# head setter...



## Speed Racer (Oct 21, 2009)

They're a shortcut and cruel to boot. The horse needs to be trained properly, not taught to avoid pain.


----------



## bmm45bm (Oct 2, 2012)

are you aware of the one I am describing, I don't have sound on work computer, but trying to see the cruelness in it, yes it puts pressure on the poll, but it is a rope across the poll if they get their head up, pressure, and release if they put it in correct position, I know there is training issues, but her prior training was a little sketchy, and of course I am impatient, problems with her, yes she yields to leg pressure, but sometimes misses the cue as a directional change, and takes it as a speed increase, I used both legs squeezing to increase speed, she was trained w/ one, sometimes she yields to move over, other times she trys to bolt out of it, other issues, hard to stop, sometimes she is great, give her cue w/ seat, set back, light rein she'll stop, if she doesn't stop right away I back her to were I cued the stop, head flies up the whole time though w/ pressure on the bit for back cue, therefore sometimes the stop results in a tossed head, and no stop


----------



## Saddlebag (Jan 17, 2011)

" I am impatient" Not good. It will hold back progress until you learn to relax and stay relaxed and forgive her mistakes. Be a kindly teacher, it goes a long way.


----------



## DrumRunner (Jan 26, 2011)

What type of riding are you doing? 

A head setter is usually just a crutch and a short cut for the rider. Your horse's problems will only get worse with a head setter.


----------



## BarrelRacingLvr (Feb 26, 2012)

If your impatient and not willing to have the much needed patience for this you should send her off to somebody who does. When training ANY horse you *NEED* to have patience or your never going to get anywhere. 

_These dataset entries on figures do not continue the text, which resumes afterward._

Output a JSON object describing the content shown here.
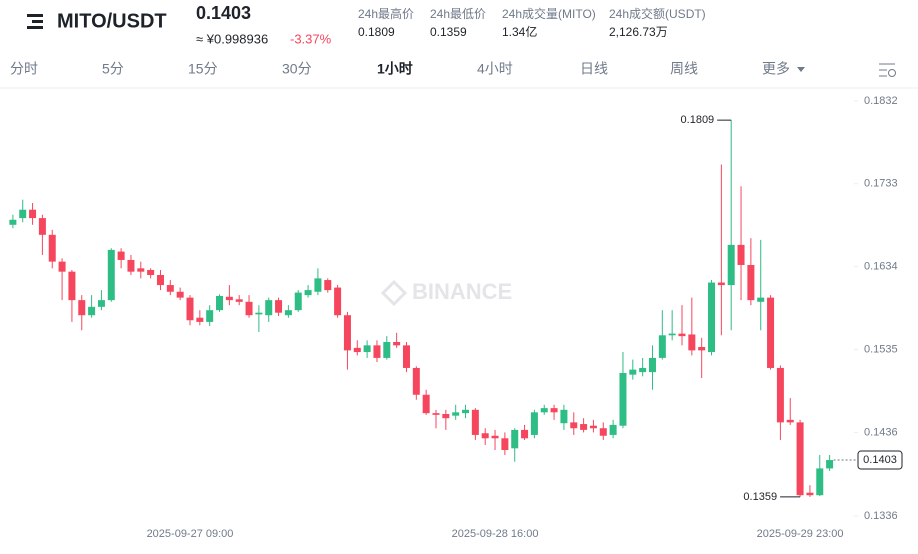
{
  "header": {
    "symbol": "MITO/USDT",
    "price": "0.1403",
    "cny": "≈ ¥0.998936",
    "change": "-3.37%",
    "stats": [
      {
        "label": "24h最高价",
        "value": "0.1809"
      },
      {
        "label": "24h最低价",
        "value": "0.1359"
      },
      {
        "label": "24h成交量(MITO)",
        "value": "1.34亿"
      },
      {
        "label": "24h成交额(USDT)",
        "value": "2,126.73万"
      }
    ]
  },
  "tabs": [
    "分时",
    "5分",
    "15分",
    "30分",
    "1小时",
    "4小时",
    "日线",
    "周线",
    "更多"
  ],
  "active_tab": 4,
  "watermark": "BINANCE",
  "chart_data": {
    "type": "candlestick",
    "up_color": "#2ebd85",
    "down_color": "#f6465d",
    "categories": [
      null,
      null,
      null,
      null,
      null,
      null,
      null,
      null,
      null,
      null,
      null,
      null,
      null,
      null,
      null,
      null,
      null,
      null,
      "2025-09-27 09:00",
      null,
      null,
      null,
      null,
      null,
      null,
      null,
      null,
      null,
      null,
      null,
      null,
      null,
      null,
      null,
      null,
      null,
      null,
      null,
      null,
      null,
      null,
      null,
      null,
      null,
      null,
      null,
      null,
      null,
      null,
      "2025-09-28 16:00",
      null,
      null,
      null,
      null,
      null,
      null,
      null,
      null,
      null,
      null,
      null,
      null,
      null,
      null,
      null,
      null,
      null,
      null,
      null,
      null,
      null,
      null,
      null,
      null,
      null,
      null,
      null,
      null,
      null,
      null,
      "2025-09-29 23:00",
      null,
      null,
      null
    ],
    "open": [
      0.1684,
      0.1692,
      0.1702,
      0.1692,
      0.1672,
      0.164,
      0.1628,
      0.1594,
      0.1576,
      0.1586,
      0.1594,
      0.1652,
      0.1642,
      0.1632,
      0.163,
      0.1624,
      0.1612,
      0.1604,
      0.1597,
      0.1573,
      0.1568,
      0.1582,
      0.1598,
      0.1595,
      0.1592,
      0.1577,
      0.1576,
      0.1594,
      0.1576,
      0.1582,
      0.16,
      0.1604,
      0.1618,
      0.1609,
      0.1576,
      0.1537,
      0.1532,
      0.154,
      0.1525,
      0.1544,
      0.154,
      0.1513,
      0.1481,
      0.1459,
      0.1458,
      0.1456,
      0.1459,
      0.1463,
      0.1435,
      0.1432,
      0.1429,
      0.1417,
      0.1439,
      0.1433,
      0.146,
      0.1465,
      0.1447,
      0.1448,
      0.1446,
      0.1444,
      0.1441,
      0.1433,
      0.1444,
      0.1505,
      0.1508,
      0.1508,
      0.1525,
      0.1552,
      0.1554,
      0.1553,
      0.1538,
      0.1532,
      0.1615,
      0.1612,
      0.166,
      0.1636,
      0.1592,
      0.1597,
      0.1513,
      0.1451,
      0.1448,
      0.1364,
      0.1361,
      0.1393
    ],
    "high": [
      0.1696,
      0.1714,
      0.171,
      0.1696,
      0.1678,
      0.1644,
      0.163,
      0.16,
      0.16,
      0.1606,
      0.1656,
      0.1656,
      0.1648,
      0.164,
      0.1632,
      0.163,
      0.1618,
      0.1609,
      0.16,
      0.1582,
      0.1588,
      0.1601,
      0.1612,
      0.16,
      0.16,
      0.1588,
      0.1597,
      0.1597,
      0.1588,
      0.1606,
      0.1612,
      0.1632,
      0.162,
      0.1612,
      0.158,
      0.1546,
      0.1546,
      0.1546,
      0.1551,
      0.1555,
      0.1544,
      0.1515,
      0.1487,
      0.1463,
      0.1463,
      0.1469,
      0.1469,
      0.1465,
      0.1441,
      0.1439,
      0.1436,
      0.1441,
      0.1445,
      0.1463,
      0.1469,
      0.1469,
      0.1469,
      0.146,
      0.1453,
      0.1451,
      0.1448,
      0.1451,
      0.1532,
      0.1523,
      0.1525,
      0.154,
      0.1582,
      0.1582,
      0.1588,
      0.1597,
      0.1549,
      0.1618,
      0.1756,
      0.1809,
      0.173,
      0.1668,
      0.1666,
      0.16,
      0.1516,
      0.1477,
      0.1451,
      0.1373,
      0.1409,
      0.1409
    ],
    "low": [
      0.168,
      0.1687,
      0.1684,
      0.1648,
      0.1632,
      0.1594,
      0.1568,
      0.1558,
      0.1573,
      0.1582,
      0.1592,
      0.1632,
      0.1624,
      0.162,
      0.162,
      0.1606,
      0.16,
      0.1594,
      0.1564,
      0.1564,
      0.1563,
      0.158,
      0.1588,
      0.1588,
      0.1573,
      0.1556,
      0.1568,
      0.1575,
      0.1573,
      0.158,
      0.1597,
      0.16,
      0.1603,
      0.1573,
      0.1511,
      0.1528,
      0.1525,
      0.152,
      0.1523,
      0.1537,
      0.1508,
      0.1475,
      0.1457,
      0.1441,
      0.1439,
      0.1451,
      0.1453,
      0.1427,
      0.1421,
      0.1415,
      0.1409,
      0.1401,
      0.1427,
      0.1429,
      0.1457,
      0.1451,
      0.1439,
      0.1433,
      0.1436,
      0.1436,
      0.1427,
      0.1429,
      0.1441,
      0.1499,
      0.1503,
      0.1487,
      0.1523,
      0.1546,
      0.154,
      0.1528,
      0.1501,
      0.1528,
      0.1552,
      0.1558,
      0.1594,
      0.1588,
      0.1558,
      0.1511,
      0.1427,
      0.1445,
      0.1359,
      0.1359,
      0.136,
      0.139
    ],
    "close": [
      0.169,
      0.1702,
      0.1692,
      0.1672,
      0.164,
      0.1628,
      0.1594,
      0.1576,
      0.1586,
      0.1594,
      0.1654,
      0.1642,
      0.1628,
      0.1628,
      0.1624,
      0.1612,
      0.1604,
      0.1597,
      0.157,
      0.1568,
      0.1582,
      0.1599,
      0.1594,
      0.1592,
      0.1576,
      0.1579,
      0.1594,
      0.1579,
      0.1582,
      0.1603,
      0.1606,
      0.162,
      0.1606,
      0.1576,
      0.1534,
      0.1532,
      0.154,
      0.1525,
      0.1544,
      0.154,
      0.1513,
      0.1481,
      0.1459,
      0.1457,
      0.1453,
      0.146,
      0.1463,
      0.1433,
      0.1429,
      0.1429,
      0.1415,
      0.1439,
      0.1429,
      0.146,
      0.1465,
      0.146,
      0.1463,
      0.1441,
      0.1439,
      0.1441,
      0.1432,
      0.1445,
      0.1507,
      0.1511,
      0.1513,
      0.1525,
      0.1552,
      0.1554,
      0.1551,
      0.1534,
      0.1534,
      0.1615,
      0.1612,
      0.166,
      0.1636,
      0.1594,
      0.1597,
      0.1513,
      0.1448,
      0.1448,
      0.1361,
      0.1361,
      0.1393,
      0.1403
    ],
    "ylim": [
      0.1329,
      0.1845
    ],
    "yticks": [
      0.1832,
      0.1733,
      0.1634,
      0.1535,
      0.1436,
      0.1336
    ],
    "max_label": 0.1809,
    "min_label": 0.1359,
    "last_price": 0.1403
  }
}
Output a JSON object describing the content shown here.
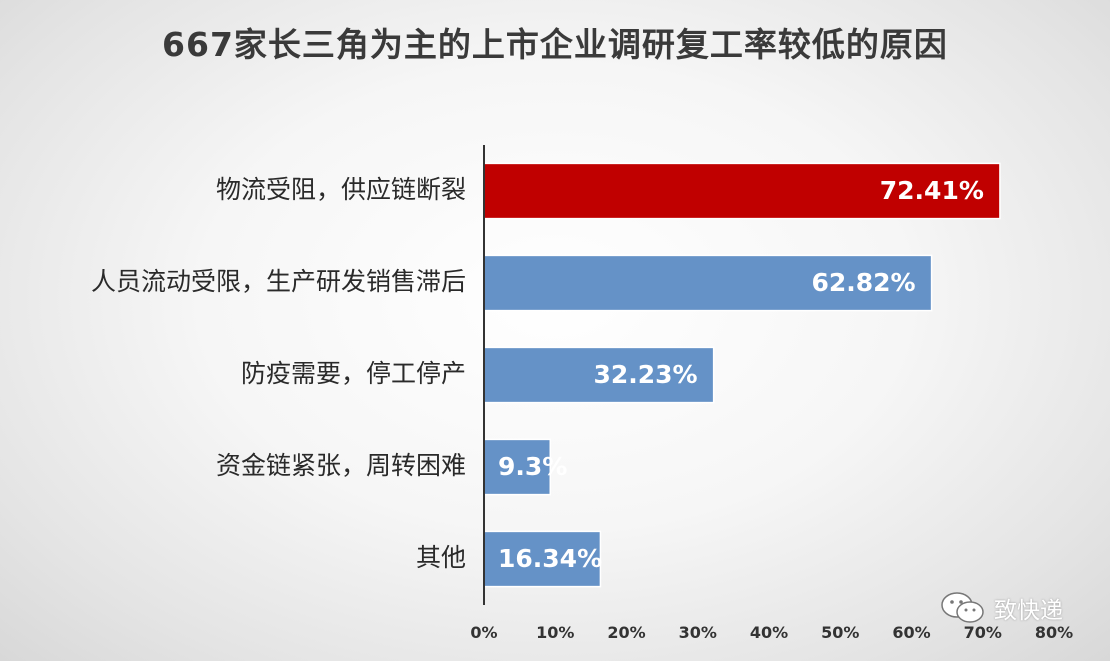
{
  "chart_data": {
    "type": "bar",
    "orientation": "horizontal",
    "title": "667家长三角为主的上市企业调研复工率较低的原因",
    "categories": [
      "物流受阻，供应链断裂",
      "人员流动受限，生产研发销售滞后",
      "防疫需要，停工停产",
      "资金链紧张，周转困难",
      "其他"
    ],
    "values": [
      72.41,
      62.82,
      32.23,
      9.3,
      16.34
    ],
    "value_labels": [
      "72.41%",
      "62.82%",
      "32.23%",
      "9.3%",
      "16.34%"
    ],
    "bar_colors": [
      "#c00000",
      "#6592c7",
      "#6592c7",
      "#6592c7",
      "#6592c7"
    ],
    "xlim": [
      0,
      80
    ],
    "xticks": [
      "0%",
      "10%",
      "20%",
      "30%",
      "40%",
      "50%",
      "60%",
      "70%",
      "80%"
    ],
    "grid": false,
    "legend": "none"
  },
  "watermark": {
    "icon": "wechat-icon",
    "text": "致快递"
  }
}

And a head setter is NOT going to fix anything....it is going to force the horse to keep it's head where it won't hurt. That doesn't sound like training to me....just covers things up.


----------



## bmm45bm (Oct 2, 2012)

I ride western. My horses are used to sort and as overall ranch horses. Advice taken, I know patience is the answer, I just know she is on the edge of being a great horse, and can't get her past some of her previous training to move forward. Thanks all.


----------



## DrumRunner (Jan 26, 2011)

If you don't mind me asking, where are you located in GA? I'm in middle GA.


----------



## bmm45bm (Oct 2, 2012)

DrumRunner said:


> If you don't mind me asking, where are you located in GA? I'm in middle GA.


Sent you a PM Drumrunner.


----------



## bmm45bm (Oct 2, 2012)

okay, I have fixed the issue, or working towards it w/ out the gimmicks, she is coming along nicely now, had to step back, take some pointers, and breath before starting her again, to much pressure in the previous training I think broke her, but didn't break her right, starting over from scratch now, thanks all


----------



## equiniphile (Aug 16, 2009)

That's great to hear; good for you. Gimmicks work as shortcuts--they might get the _head_ to where it should be on a properly collected and balanced horse, but they ignore the rest of the body and don't encourage a horse to carry himself well.


----------